Indicateurs : imposer un "cadre gradué" et rappeler aux filières leurs "engagements"

Regrettant le choix des sénateurs de ne pas poursuivre la discussion, Stéphane Travert, ministre de l'Agriculture, a estimé que la "stéréo mal réglée" des revendications contradictoires "indique peut-être, finalement, que nous avons placé le curseur au bon endroit, entre les attentes sociétales qui voudraient des solutions immédiates, et la transformation de notre modèle agricole, qui doit tenir compte du contexte économique et social".

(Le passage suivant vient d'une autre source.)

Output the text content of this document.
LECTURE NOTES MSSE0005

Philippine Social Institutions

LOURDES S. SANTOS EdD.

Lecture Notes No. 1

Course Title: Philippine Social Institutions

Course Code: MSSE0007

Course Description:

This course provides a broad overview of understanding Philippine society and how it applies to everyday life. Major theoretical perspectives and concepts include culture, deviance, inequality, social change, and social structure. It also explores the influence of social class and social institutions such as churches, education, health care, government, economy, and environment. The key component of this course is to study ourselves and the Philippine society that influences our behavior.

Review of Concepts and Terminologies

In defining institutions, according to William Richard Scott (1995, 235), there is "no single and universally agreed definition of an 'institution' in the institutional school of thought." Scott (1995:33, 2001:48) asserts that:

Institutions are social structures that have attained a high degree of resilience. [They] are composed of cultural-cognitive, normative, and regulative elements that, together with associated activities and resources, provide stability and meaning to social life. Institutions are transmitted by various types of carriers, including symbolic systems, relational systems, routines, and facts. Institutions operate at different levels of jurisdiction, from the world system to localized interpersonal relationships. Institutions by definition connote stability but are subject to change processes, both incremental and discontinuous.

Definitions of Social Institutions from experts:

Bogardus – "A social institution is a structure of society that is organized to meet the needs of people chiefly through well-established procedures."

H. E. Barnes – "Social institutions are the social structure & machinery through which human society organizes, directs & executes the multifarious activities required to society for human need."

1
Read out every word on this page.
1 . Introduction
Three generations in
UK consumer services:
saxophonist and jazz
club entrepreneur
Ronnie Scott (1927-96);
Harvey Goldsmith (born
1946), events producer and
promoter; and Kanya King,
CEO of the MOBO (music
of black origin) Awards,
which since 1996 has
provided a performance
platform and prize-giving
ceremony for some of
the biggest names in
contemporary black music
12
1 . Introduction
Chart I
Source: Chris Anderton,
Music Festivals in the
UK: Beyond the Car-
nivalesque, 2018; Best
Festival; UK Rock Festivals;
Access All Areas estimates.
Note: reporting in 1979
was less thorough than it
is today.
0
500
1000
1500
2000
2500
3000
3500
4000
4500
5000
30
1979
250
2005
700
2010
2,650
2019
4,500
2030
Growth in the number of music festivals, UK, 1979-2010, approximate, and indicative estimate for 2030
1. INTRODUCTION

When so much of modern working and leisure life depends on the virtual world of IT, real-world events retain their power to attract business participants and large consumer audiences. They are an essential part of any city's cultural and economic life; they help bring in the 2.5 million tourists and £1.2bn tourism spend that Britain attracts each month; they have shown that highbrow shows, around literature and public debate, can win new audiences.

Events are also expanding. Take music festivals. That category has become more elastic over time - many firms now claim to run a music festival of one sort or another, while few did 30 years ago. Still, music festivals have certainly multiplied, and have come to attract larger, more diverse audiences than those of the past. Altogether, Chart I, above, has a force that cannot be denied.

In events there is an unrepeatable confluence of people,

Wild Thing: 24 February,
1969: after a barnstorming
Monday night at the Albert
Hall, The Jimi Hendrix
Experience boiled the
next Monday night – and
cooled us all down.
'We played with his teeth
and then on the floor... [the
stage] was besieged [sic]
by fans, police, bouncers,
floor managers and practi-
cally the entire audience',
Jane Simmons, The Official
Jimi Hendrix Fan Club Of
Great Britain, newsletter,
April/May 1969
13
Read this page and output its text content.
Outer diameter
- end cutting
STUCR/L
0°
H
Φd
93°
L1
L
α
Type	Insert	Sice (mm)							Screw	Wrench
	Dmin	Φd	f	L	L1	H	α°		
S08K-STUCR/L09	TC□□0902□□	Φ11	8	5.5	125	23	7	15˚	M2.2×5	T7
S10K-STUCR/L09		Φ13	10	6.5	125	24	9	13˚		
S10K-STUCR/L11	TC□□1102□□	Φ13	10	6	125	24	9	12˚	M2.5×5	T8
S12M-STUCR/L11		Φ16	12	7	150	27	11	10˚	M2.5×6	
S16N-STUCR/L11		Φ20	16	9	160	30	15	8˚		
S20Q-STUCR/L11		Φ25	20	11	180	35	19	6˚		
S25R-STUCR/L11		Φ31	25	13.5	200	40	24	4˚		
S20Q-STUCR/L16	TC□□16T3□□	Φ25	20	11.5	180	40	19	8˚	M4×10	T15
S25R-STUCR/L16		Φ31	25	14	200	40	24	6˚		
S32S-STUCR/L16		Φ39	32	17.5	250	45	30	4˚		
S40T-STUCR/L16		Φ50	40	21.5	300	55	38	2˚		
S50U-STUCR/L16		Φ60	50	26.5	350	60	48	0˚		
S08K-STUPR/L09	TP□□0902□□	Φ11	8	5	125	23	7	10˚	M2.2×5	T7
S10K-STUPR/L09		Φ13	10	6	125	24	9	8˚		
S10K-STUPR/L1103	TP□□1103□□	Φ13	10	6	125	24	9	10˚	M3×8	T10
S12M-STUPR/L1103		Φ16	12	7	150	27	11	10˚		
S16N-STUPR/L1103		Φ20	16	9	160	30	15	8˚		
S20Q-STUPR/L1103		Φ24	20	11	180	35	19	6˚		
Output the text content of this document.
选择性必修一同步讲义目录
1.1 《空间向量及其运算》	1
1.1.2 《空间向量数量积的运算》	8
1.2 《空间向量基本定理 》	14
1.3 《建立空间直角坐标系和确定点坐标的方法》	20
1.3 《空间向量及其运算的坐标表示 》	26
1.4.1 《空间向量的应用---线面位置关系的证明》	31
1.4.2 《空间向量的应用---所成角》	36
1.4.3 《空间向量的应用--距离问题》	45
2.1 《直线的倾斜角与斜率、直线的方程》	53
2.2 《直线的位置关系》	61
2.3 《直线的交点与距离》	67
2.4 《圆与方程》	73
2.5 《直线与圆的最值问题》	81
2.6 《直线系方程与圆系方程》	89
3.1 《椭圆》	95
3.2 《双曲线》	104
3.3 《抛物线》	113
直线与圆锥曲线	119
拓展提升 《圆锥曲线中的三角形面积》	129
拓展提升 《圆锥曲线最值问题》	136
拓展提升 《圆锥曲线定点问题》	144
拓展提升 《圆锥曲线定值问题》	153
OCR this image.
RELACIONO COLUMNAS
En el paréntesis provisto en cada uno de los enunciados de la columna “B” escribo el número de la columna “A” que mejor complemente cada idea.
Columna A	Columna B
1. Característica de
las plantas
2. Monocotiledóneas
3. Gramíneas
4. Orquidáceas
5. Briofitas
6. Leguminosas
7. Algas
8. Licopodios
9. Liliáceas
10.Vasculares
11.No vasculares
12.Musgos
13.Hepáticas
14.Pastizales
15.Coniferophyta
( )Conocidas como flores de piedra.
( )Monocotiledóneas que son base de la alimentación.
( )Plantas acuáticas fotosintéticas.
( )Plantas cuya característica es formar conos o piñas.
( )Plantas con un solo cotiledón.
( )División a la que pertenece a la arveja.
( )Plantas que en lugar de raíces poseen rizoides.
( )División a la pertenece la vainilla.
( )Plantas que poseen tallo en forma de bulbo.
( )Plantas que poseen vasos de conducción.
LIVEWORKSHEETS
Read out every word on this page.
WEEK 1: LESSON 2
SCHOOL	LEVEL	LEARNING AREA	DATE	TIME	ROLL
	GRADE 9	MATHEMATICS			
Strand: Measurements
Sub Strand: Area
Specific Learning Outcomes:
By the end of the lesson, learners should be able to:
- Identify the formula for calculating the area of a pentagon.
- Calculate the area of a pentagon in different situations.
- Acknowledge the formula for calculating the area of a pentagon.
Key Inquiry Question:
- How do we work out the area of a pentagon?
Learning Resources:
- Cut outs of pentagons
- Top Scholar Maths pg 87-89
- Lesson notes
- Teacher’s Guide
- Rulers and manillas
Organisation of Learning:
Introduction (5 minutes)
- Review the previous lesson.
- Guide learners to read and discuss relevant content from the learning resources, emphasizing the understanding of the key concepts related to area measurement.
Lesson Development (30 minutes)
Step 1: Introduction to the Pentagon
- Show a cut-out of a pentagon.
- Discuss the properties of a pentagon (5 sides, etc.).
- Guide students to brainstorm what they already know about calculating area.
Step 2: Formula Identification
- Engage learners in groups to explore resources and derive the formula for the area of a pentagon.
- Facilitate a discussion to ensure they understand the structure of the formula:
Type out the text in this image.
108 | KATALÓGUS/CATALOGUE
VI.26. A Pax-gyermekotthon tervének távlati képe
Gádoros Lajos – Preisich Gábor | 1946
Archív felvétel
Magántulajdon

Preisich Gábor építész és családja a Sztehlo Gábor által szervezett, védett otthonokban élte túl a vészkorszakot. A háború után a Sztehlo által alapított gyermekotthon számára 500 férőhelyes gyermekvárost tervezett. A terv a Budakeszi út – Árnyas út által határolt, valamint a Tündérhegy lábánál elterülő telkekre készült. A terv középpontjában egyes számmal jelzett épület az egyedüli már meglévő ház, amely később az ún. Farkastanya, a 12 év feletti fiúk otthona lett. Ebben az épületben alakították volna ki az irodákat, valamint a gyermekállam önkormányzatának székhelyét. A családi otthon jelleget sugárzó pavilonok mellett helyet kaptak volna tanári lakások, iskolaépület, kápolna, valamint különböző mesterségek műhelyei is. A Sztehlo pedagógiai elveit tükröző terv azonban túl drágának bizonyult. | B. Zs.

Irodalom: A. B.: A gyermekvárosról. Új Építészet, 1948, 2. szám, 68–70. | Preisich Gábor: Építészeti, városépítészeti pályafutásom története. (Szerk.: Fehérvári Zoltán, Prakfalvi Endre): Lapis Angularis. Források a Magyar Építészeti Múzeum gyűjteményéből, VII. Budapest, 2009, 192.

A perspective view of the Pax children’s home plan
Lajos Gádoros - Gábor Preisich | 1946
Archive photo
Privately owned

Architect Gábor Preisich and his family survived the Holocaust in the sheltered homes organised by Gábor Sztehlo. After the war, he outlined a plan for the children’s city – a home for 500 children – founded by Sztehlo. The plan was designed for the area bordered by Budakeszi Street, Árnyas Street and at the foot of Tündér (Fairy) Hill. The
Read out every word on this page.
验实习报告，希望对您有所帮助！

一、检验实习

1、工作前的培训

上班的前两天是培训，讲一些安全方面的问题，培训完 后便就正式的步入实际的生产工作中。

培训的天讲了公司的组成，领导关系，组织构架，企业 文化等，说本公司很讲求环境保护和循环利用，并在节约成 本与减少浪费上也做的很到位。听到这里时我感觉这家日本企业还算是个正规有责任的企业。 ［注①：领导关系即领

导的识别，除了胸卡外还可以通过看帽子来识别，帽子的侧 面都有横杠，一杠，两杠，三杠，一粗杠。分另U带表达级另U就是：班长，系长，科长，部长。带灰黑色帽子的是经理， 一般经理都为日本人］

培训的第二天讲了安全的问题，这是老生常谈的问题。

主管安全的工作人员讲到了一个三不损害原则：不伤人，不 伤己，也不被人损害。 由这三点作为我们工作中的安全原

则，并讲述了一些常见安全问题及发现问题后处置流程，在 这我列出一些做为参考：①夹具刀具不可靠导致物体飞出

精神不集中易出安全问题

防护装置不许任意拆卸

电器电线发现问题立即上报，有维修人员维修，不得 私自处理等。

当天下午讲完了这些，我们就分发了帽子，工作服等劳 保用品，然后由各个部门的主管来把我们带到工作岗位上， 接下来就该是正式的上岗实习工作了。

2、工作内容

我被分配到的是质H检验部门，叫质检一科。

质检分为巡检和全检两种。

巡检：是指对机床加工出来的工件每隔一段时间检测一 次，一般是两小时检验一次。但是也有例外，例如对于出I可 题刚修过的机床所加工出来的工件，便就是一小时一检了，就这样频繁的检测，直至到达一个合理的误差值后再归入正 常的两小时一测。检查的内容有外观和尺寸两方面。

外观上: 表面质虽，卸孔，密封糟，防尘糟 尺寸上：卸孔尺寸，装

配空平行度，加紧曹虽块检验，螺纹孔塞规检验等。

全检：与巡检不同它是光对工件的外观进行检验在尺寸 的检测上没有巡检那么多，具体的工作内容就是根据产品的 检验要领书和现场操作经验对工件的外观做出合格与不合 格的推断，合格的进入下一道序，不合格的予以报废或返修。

Sur la fixation des prix, "nous imposons un cadre gradué, nous nous appuyons sur les engagements pris par les filières qui ont signé la charte le 19 novembre ; je saurai les leur rappeler !", a tenté de rassurer le ministre. "Comment croire à votre capacité à rééquilibrer les rapports entre les cinq centrales d'achats et les 12.000 fournisseurs et 600.000 agriculteurs ?", a interrogé en retour Laurent Duplomb (LR, Haute-Loire).
La commission des affaires économiques du Sénat "créera un groupe de suivi sur l'application de la loi", a annoncé Michel Raison. Le projet de loi pourrait être adopté définitivement le 2 octobre à l'Assemblée nationale.